155 Henry Owners Corp. v. Lovlyn Realty Co.

In an action, inter alia, to recover damages for breach of contract, (1) the defendant Lovlyn Realty Co. appeals from so much of a judgment of the Supreme Court, Kings County (G. Aronin, J.), entered June 26, 1995, as, after a nonjury trial, is in favor of the plaintiffs and against it in the principal sum of $93,148.12, and (2) the plaintiffs cross appeal from so much of the same judgment as failed to award damages for lost tax abatements and the cost of replacing penthouse windows.

Ordered that the judgment is modified by deleting the provisions thereof awarding the plaintiffs prejudgment "interest from August 4, 1988 through December 4, 1994, in the sum of $33,818.12”, and remitting the matter to the Supreme Court, Kings County, for entry of an appropriate amended judgment consistent herewith; as so modified, the judgment is affirmed *560insofar as appealed and cross-appealed from, without costs or disbursements.

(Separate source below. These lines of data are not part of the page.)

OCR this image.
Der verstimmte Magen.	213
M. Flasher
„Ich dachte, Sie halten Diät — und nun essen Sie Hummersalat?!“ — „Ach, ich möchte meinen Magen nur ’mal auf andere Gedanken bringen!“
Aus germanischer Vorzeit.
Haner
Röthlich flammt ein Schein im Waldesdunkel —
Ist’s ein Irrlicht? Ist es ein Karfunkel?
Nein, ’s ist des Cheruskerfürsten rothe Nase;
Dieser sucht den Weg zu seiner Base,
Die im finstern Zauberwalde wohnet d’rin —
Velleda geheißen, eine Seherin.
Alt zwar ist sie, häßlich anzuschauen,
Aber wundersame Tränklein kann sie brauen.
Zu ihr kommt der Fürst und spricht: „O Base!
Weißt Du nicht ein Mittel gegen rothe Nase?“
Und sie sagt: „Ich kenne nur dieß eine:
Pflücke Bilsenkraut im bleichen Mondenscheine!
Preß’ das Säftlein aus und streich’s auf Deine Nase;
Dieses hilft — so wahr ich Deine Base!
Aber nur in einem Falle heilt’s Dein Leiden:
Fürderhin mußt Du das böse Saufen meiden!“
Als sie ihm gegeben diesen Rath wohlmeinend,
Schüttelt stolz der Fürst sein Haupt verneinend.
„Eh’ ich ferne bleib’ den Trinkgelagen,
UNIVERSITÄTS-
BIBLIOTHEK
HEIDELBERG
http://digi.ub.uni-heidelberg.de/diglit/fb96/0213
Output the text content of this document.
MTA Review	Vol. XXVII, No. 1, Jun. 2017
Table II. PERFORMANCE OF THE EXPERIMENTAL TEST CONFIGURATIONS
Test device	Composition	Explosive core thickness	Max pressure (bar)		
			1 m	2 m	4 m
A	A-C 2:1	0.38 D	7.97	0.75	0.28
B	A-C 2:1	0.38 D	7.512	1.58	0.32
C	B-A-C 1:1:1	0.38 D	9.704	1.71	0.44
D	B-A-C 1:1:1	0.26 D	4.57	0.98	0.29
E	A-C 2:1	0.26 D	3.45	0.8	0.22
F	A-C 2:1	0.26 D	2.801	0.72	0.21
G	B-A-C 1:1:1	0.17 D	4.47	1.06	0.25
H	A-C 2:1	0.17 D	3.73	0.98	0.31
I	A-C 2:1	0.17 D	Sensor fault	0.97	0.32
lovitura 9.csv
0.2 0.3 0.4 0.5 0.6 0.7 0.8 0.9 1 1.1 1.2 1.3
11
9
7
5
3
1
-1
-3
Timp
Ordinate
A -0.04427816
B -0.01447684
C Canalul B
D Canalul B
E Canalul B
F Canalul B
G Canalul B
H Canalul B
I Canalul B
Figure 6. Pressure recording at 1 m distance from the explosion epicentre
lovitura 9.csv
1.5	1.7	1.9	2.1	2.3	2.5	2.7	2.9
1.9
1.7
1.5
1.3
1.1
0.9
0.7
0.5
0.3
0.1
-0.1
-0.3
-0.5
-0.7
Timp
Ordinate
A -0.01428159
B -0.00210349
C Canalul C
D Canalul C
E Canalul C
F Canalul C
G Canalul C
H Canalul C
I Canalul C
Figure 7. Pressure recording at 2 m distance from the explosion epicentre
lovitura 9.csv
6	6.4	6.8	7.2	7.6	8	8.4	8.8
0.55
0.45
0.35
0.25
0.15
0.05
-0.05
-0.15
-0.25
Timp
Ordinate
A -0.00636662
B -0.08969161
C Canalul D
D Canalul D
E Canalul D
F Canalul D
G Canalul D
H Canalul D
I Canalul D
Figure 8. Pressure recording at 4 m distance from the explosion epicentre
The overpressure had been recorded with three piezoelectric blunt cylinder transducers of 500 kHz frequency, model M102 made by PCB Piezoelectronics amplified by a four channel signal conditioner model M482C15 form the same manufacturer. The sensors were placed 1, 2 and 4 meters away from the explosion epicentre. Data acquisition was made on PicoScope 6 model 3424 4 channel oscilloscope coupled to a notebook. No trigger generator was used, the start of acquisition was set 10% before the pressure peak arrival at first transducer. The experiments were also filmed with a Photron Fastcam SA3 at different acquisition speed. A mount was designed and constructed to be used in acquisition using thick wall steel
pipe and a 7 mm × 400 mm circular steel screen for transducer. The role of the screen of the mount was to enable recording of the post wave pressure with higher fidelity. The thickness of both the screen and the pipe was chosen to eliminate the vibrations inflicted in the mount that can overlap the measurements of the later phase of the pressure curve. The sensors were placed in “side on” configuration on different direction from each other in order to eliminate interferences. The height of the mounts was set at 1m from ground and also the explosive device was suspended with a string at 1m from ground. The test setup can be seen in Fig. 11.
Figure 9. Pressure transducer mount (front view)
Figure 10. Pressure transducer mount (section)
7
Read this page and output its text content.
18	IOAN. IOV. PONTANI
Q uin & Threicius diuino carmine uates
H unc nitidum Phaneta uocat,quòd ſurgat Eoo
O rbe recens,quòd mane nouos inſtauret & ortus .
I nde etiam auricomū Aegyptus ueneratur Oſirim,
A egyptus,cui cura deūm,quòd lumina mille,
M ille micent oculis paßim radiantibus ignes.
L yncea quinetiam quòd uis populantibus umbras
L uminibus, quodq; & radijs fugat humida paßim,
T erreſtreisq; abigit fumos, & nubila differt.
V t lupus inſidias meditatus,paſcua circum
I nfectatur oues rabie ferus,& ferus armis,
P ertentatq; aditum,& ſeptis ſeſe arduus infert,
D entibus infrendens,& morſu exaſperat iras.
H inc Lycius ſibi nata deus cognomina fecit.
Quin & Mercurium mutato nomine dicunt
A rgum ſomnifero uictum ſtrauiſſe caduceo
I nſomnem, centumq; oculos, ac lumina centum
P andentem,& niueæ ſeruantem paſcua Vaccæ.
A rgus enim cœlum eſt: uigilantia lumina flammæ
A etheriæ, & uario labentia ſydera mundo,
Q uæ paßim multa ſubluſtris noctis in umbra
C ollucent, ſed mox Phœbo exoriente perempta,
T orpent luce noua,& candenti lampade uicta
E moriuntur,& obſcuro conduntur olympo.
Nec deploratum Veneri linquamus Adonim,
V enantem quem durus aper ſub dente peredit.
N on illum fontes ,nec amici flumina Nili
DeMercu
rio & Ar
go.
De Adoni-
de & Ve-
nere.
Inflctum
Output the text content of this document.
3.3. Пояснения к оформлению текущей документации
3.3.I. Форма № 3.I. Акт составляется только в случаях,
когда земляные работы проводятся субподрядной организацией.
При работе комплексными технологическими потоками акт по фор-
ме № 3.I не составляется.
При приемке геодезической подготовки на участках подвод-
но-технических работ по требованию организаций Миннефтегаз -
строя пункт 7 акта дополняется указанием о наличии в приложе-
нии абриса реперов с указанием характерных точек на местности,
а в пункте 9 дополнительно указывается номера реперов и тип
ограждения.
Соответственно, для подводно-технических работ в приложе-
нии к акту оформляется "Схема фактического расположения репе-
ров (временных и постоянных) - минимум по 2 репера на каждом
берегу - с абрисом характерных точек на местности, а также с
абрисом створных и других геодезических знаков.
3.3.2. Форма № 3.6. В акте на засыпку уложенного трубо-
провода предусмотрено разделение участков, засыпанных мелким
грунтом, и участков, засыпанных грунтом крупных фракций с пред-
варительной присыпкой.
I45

The Supreme Court properly determined that the defendant Lovlyn Realty Co. (hereinafter Lovlyn) wrongfully repudiated its contract with the plaintiffs when it refused to perform for the contract price after the Landmarks Preservation Commission approved the replacement window submitted by Lovlyn. Moreover, the award of damages was proper because the loss suffered by the plaintiffs was the "natural and probable consequence of [Lovlyn’s] breach” (Kenford Co. v County of Erie, 73 NY2d 312, 319). The plaintiffs, however, were not entitled to additional damages for the loss of J-51 tax abatements since such loss was not "within the contemplation of the parties at the time the contract was made” (American List Corp. v U.S. News & World Report, 75 NY2d 38, 43).

Contrary to Lovlyn’s contention, the plaintiffs were entitled to prejudgment interest since they were the prevailing party (see, CPLR 5001 [a]; DeLeonardis v EFG Plumbing & Heating Corp., 222 AD2d 339; City Univ. v Finalco, Inc., 129 AD2d 494, 496). However, the Supreme Court erred in awarding prejudgment interest from August 4, 1988. While the prevailing party is entitled to prejudgment interest "from the earliest ascertainable date the cause of action existed” (CPLR 5001 [b]), "[t]he award of interest is founded on the theory that there has been a deprivation of use of money or its equivalent and that the sole function of interest is to make whole the party aggrieved. It is not to provide a windfall for either party” (Kaiser v Fishman, 187 AD2d 623, 627; see also, 5 Weinstein-Korn-Miller, NY Civ Prac 5001.10). Thus, the ascertainable date "assumes that whatever damages are sought are shown to have been sustained at least by that time” (Siegel, Practice Commentaries, McKinney’s Cons Laws of NY, Book 7B, CPLR C5001:4, at 359; see also, 5 Weinstein-Korn-Miller, NY Civ Prac 5001.10; Gelco Bldrs. v Simpson Factors Corp., 60 Misc 2d 492, 493). Following Lovlyn’s breach, the plaintiffs contracted with Ecker Manufacturing (hereinafter Ecker) in March 1989 to install the replacement windows. Between March 7, 1989, and May 8, 1990, the plaintiffs made eight payments to Ecker. It was not until the plaintiffs tendered payment to Ecker on August 1,1989, that their payments exceeded the cost of the original contract with Lovlyn. Thus, this is the earliest ascertainable date from which prejudgment interest may accrue. Thereafter, the plaintiffs made three additional payments. Since it is within the Supreme Court’s discretion to award prejudgment interest from the date of each payment or *561an ascertainable "single reasonable intermediate date” (CPLR 5001 [b]), the matter is remitted to the Supreme Court, Kings County, for a new computation of prejudgment interest consistent herewith.

We have reviewed the parties’ remaining contentions and find them to be without merit. Rosenblatt, J. P., Ritter, Copertino and Santucci, JJ., concur.